When I got a job outside Sierra Leone, Alpha will chat with me once on a while every time he has my new number. He doesn’t like social media and so he kept his professional life quiet on Facebook or even WhatsApp. Whenever I visitedSierra Leone, I will always find time to see Alpha Bah at SLBC or we will drive to Makeni to spend the weekend.
The last time we were in Makeni together was during the SLAJ campaign. We organized a meeting to show solidarity to our brother and colleague Mohamed Asmieu Bah (current SLAJ Secretary) at the Where Else Guest House. Bah was as usual-full of humor, interesting and educative. We even ate dinner together prepared by a friend. We left Makeni the next day and went straight to his house at Scan Drive off Wilberforce in Freetown. I interacted briefly with his wife and kid before I left for Eastern Freetown.
In August 2019, Bah was at my birthday party in Makeni. He was happy when I told him I was leaving for the US to pursue my Masters degree. He even gave me words of courage and advice to keep my head up. That was the last time I saw him. I left the country few days later. From time to time I will chat with Alpha Bah on several issues.

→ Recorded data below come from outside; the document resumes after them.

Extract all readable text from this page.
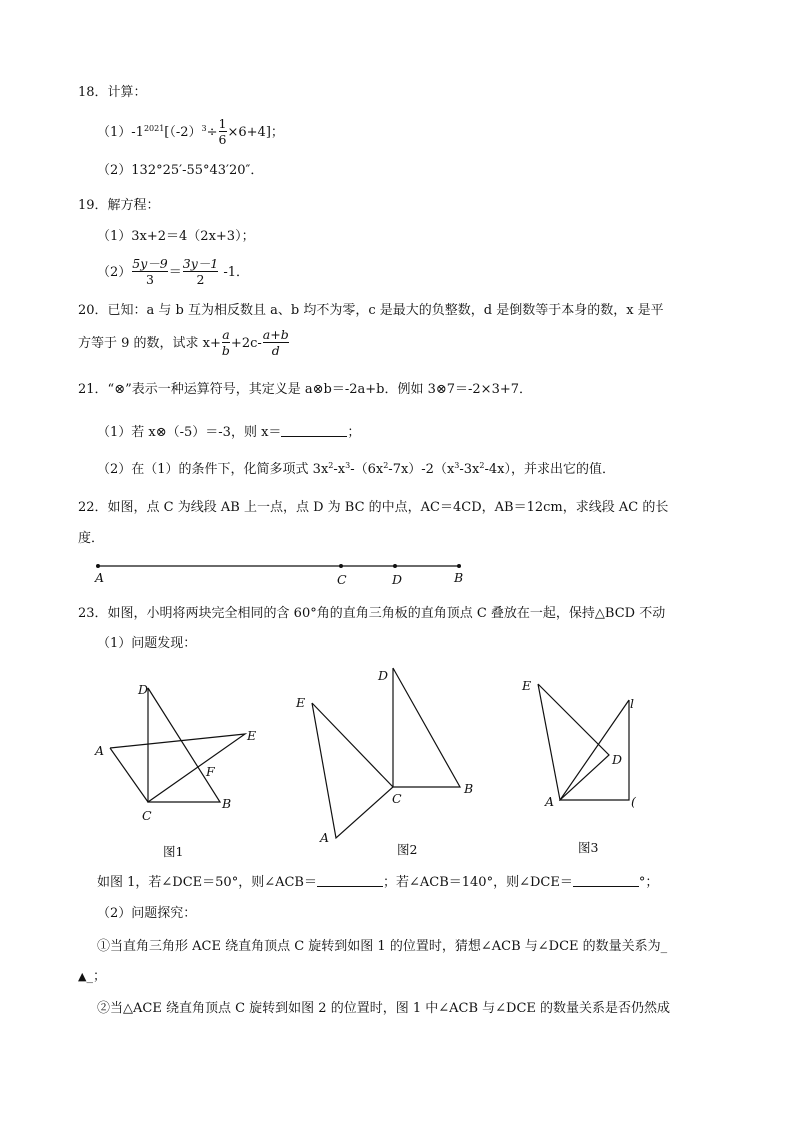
18．计算：
$(1)-1^{2021}[(-2)^3\div \frac{1}{6} \times 6+4]$；
（2）132°25′-55°43′20″．
19．解方程：
（1）3x+2＝4（2x+3）；
$(2) \frac{5y-9}{3} = \frac{3y-1}{2} -1$．
20．已知：a 与 b 互为相反数且 a、b 均不为零，c 是最大的负整数，d 是倒数等于本身的数，x 是平
方等于 9 的数，试求 $x+ \frac{a}{b} +2c- \frac{a+b}{d}$
21．“⊗”表示一种运算符号，其定义是 a⊗b＝-2a+b．例如 3⊗7＝-2×3+7．
（1）若 x⊗（-5）＝-3，则 x＝	；
（2）在（1）的条件下，化简多项式 $3x^2-x^3-(6x^2-7x)-2(x^3-3x^2-4x)$，并求出它的值．
22．如图，点 C 为线段 AB 上一点，点 D 为 BC 的中点，AC＝4CD，AB＝12cm，求线段 AC 的长
度．
A	C	D	B
23．如图，小明将两块完全相同的含 60°角的直角三角板的直角顶点 C 叠放在一起，保持△BCD 不动
（1）问题发现：
D
A
E
F
C
B
图1
D
E
C
B
A
图2
E
l
D
A	(
图3
如图 1，若∠DCE＝50°，则∠ACB＝	；若∠ACB＝140°，则∠DCE＝	°；
（2）问题探究：
①当直角三角形 ACE 绕直角顶点 C 旋转到如图 1 的位置时，猜想∠ACB 与∠DCE 的数量关系为_
▲_；
②当△ACE 绕直角顶点 C 旋转到如图 2 的位置时，图 1 中∠ACB 与∠DCE 的数量关系是否仍然成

In December, I received news from another colleague that Bah was sick and he had a stomach surgery. I immediately contacted him on WhatsApp and Messenger. He told me he was recovering fine. We last had a chat in January. He asked me about the course, I told him I finished my Masters course in December last year. He even advised me to start looking for UN jobs. That was our last chat.
On February 10 around 7 am New York Time, I received a message from a female friend in Freetown. “She said Alpha Amadu Bah is dead. I was shocked still in bed. It sounded like fake news early in the morning. I jumped down and went straight to social media. The posts were allover Facebook. Friends, colleagues all posted their passionate memories of Alpha Bah. Then I accepted that it was true. The Best Man is gone. SLBC has lost a gem. A person of character who is not interested in going live on TV like the others. All he was interested in was radio-using his voice to tell the stories of the vulnerable in return for nothing.
This to me means, at “Exactly noon, when the sun is at its highest, your life was brightest, you left us just as he same streets that are inviting at noon are quiet and empty at night”
Since the loss of you, I’ve learned to live for each day, and take it as a blessing. Knowing it may not always be this way. I’ve learned that when everything goes wrong. To never give up on what is right. Because it can only make you strong. You said always do the right thing even if no one is watching. Alpha Amadu Bah you were strong and resilient. You and your good sense of humor will always be missed.